Streaming into Keelung harbour, Formosa, October 8, the USS Brickenridge was filmed bringing in the first Nike-Hercules battalion to be sent from the U.
Streaming into Keelung harbour, Formosa, October 8, the USS Brickenridge was filmed bringing in the first Nike-Hercules battalion to be sent from the U.S. to the Far East.
Thirty-four of the four-ton, ground-to-air missiles were on board. A similar shipment was also being unloaded from the USS Wyoming.
Lt. Col. Bernard I. Greenberg, commander of the Battalion, seen on film, said on arrival that there was a "high possibility" that the missiles would be turned over to the Chinese Army.
But he denied that they would be handed over in the near future. In any event 52 week's intensive training would be needed before the Chinese could handle the complicated rocket.
Lt. Col. Greenberg said his mission was to defend the air space Formosa in case of enemy attack. Describing it as a very accurate missile, he said: "Give us an enemy plane and we'll get it."
He said the Nike-Hercules, which is guided by three radars, was capable of out-manoeuvring any plane in existence or even on the draft board. It has a speed in excess 1,500 miles an hour and a range of 75 miles.
The missile, the first operational rocket to be armed with either nuclear or conventional warhead, can destroy enemy planes singly or in flight formation.

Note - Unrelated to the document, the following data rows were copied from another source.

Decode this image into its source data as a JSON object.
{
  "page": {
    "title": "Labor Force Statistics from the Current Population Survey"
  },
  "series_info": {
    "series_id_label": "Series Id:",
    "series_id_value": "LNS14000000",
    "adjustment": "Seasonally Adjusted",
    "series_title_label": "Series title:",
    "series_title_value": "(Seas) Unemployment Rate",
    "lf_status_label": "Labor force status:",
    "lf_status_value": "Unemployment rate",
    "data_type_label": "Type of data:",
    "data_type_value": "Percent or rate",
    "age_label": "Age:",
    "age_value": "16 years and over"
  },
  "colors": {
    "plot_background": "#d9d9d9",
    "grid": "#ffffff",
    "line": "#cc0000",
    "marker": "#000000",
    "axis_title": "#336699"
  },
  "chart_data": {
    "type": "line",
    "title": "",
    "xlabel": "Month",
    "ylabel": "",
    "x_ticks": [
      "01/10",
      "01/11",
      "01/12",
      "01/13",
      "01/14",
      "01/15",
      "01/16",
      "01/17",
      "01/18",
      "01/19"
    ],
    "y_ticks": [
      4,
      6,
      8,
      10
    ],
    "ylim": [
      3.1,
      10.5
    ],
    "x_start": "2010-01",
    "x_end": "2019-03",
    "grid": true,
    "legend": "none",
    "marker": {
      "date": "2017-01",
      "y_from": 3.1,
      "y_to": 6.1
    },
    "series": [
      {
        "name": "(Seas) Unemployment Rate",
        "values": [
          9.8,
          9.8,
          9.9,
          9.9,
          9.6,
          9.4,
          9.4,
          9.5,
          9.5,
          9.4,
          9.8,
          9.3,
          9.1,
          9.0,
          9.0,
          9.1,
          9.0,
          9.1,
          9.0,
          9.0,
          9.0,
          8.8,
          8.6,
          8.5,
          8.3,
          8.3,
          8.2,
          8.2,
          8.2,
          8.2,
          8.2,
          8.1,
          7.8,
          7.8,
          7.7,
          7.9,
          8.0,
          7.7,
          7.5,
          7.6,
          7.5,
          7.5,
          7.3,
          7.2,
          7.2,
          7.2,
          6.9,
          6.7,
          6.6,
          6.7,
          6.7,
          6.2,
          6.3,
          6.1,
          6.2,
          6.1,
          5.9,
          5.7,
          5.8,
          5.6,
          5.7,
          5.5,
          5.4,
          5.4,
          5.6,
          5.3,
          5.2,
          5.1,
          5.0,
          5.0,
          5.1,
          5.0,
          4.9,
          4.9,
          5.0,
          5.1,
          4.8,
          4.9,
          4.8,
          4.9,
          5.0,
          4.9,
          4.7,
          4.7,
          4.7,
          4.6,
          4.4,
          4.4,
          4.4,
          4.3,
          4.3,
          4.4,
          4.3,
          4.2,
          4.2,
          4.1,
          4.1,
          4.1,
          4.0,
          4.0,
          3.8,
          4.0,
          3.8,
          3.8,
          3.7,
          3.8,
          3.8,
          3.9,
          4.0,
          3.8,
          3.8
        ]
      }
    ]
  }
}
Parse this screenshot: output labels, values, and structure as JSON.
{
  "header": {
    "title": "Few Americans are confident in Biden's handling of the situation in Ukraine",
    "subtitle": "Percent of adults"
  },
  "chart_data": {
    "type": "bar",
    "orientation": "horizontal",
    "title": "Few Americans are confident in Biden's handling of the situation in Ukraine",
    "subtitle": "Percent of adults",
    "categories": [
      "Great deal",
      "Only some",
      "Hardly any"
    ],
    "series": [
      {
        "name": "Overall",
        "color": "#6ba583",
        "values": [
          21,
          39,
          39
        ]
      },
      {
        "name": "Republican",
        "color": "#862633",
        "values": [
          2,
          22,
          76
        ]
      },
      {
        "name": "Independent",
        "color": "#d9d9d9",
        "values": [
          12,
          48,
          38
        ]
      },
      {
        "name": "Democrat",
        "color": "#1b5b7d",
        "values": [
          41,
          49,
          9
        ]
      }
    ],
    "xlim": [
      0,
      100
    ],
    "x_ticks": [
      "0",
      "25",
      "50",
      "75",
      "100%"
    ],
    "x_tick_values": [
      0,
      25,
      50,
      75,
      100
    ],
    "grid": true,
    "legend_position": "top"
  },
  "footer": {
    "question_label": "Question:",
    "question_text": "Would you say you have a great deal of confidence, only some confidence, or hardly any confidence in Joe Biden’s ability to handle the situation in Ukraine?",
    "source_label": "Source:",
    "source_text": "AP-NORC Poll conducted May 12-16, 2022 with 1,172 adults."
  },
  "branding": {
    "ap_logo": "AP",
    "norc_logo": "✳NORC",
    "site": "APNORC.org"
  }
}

Lt. Col. Greenberg refused to say whether any nuclear war-heads had been brought to Formosa.
The battalion and its 703 men will be divided into four batteries to be stationed at four hurriedly constructed launching sites on the island.
Already installed on the island are U.S. Mayador ground-to-ground missiles capable of destroying enemy air fields and gun positions on the mainland.